Usually when reforms like this are introduced existing recipients are protected. Doing so would still yield significant savings by 2029/30. Each year around 40,000 recipients would see their claims terminated at the two-year cut-off and a similar number of long-term recipients would flow off the benefit (the chart shows how 20,000 recipients leave the benefit annually just by reaching pension age). If the time limit was introduced next year the number of long-term recipients would fall by around two-fifths by the end of the decade. This would represent an £800 million saving by 2029/30 - and more could be freed up by freezing payments in cash terms or including legacy recipients in any wider plans for assessment reform.
As an option for benefit reform a time-limit on ESA is far from ideal. It will have real-world consequences for people who, while not on the breadline, are still sick and out of work. But it is a better way of saving money from health benefits than most of the alternatives.

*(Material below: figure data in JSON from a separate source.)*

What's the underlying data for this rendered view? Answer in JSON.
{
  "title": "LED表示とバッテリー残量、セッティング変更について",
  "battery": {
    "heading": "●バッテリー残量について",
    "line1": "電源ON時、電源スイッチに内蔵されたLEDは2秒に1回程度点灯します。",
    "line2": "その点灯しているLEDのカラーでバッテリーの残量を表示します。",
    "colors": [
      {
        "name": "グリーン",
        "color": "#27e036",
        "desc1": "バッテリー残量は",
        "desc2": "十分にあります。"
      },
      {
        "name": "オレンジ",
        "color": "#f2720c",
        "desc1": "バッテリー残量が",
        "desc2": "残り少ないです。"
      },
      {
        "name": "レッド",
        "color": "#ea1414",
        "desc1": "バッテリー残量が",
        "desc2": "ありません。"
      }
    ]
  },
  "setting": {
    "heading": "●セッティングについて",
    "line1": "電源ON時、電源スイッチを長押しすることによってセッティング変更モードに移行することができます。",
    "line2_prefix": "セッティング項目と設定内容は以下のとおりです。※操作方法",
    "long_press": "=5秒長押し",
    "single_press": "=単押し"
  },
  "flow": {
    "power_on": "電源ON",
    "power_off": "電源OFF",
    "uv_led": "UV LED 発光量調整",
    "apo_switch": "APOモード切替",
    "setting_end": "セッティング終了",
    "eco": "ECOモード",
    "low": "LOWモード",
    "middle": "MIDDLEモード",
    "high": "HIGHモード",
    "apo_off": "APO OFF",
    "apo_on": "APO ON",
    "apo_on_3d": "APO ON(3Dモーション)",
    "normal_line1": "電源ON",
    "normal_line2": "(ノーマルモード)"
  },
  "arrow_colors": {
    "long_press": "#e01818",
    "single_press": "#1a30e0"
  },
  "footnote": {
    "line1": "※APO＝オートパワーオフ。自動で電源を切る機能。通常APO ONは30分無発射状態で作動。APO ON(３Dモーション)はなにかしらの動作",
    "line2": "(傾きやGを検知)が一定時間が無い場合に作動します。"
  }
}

Benefit expenditure and caseload tables, Autumn 2024
Welfare trends report, OBR 2024
Households below average incomes, 2022/23. Deciles of net household income after housing costs, adjusted for household composition
Welfare trends report, OBR 2024
The replacement of DLA by PIP did not lead to the expected decline in cases. Changes to entitlements linked to ESA’s lower level of disability led to more people ending up in the higher category. The last time a reform significantly reduced access was the introduction of the work capability assessment by the 1997-2010 Labour government.
Households below average incomes, 2022/23. The rate of poverty for households receiving ESA who do not receive UC or equivalent is 22 per cent, compared to 21 per cent for all working-age adults.
Author’s calculations. Projected ESA expenditure for 2029/30 is £4.66bn. 66% of recipients are not projected to be on UC in 2029/30. In 2024 73% of recipients of ESA without a means-tested elements were in receipt for over 2 years. A one-year-time-limit would save an additional £300m. Sources: Benefit expenditure and caseload tables, Autumn 2024 and ESA statistics, stat-xplore, DWP 2025.